In an interview, Prof. Peter Lemke, Head of the Climate Science Department at the Alfred Wegener Institute, who played a major role in the reports of the Intergovernmental Panel on Climate Change, reports that
„….Meanwhile, the CO2 content of the atmosphere is higher than it has been for several million years and the emissions of recent years were higher than the IPCC had assumed in the worst-case scenarios of its last report.”
“… even if we stopped emitting CO2 overnight, the global temperature would increase by the same amount again in the coming decades…“
According to a study published on behalf of the World Bank in 2012, a warming of four degrees would be feared to have devastating consequences not only for us but also for future generations.
Will we stop the fatal spiral of dramatic global warming?
Energy savings are the most profitable and cleanest form of climate protection and resource conservation in the long term.

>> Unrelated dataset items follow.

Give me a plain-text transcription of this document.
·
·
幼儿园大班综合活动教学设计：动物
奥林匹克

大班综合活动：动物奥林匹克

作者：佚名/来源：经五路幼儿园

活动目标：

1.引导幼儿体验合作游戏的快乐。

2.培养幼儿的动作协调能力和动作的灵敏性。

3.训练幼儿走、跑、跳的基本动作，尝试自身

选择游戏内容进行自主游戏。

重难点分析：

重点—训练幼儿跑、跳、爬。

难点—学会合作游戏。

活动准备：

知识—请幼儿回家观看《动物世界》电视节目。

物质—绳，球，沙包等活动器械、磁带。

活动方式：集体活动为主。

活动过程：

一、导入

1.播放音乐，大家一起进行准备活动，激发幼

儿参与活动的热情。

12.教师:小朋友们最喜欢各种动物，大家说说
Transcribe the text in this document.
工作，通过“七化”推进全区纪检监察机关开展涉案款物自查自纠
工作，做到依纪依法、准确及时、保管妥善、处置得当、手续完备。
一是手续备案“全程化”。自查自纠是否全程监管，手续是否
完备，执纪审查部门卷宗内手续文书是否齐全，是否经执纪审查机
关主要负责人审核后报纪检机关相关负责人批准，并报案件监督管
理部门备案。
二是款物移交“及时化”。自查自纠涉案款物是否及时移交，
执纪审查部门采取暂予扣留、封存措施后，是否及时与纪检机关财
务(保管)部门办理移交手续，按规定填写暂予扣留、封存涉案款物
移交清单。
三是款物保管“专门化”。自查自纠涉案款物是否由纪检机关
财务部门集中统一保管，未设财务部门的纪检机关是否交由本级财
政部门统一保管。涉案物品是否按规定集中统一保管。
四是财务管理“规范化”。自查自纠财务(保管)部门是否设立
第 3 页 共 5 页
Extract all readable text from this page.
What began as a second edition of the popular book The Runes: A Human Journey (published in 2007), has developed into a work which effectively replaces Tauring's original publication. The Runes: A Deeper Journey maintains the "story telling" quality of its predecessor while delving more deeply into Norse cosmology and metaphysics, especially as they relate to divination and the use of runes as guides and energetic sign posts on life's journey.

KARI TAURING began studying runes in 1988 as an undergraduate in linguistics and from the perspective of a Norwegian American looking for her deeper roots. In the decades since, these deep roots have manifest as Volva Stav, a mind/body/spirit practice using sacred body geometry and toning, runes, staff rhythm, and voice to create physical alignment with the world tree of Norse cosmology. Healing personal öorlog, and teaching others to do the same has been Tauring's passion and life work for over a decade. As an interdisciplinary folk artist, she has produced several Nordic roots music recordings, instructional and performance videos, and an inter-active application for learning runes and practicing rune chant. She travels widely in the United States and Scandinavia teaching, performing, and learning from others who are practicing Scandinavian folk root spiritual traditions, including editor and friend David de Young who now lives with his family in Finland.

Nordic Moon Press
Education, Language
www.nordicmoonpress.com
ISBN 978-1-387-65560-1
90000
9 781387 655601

Nearly 40% of Europe’s energy consumption is in the buildings sector
In private households, heating and hot water preparation alone require 85% of the energy, another 15% is required for electricity (also sometimes for cooling units). According to the EU Green Paper, the energy efficiency of buildings in Europe is very low.
Energy consumption could be reduced by improving the energy efficiency of the building envelope.
The right combination of windows, roller shutters and sun protection can reduce heating energy requirements in the European Union by 111 million tonnes per year.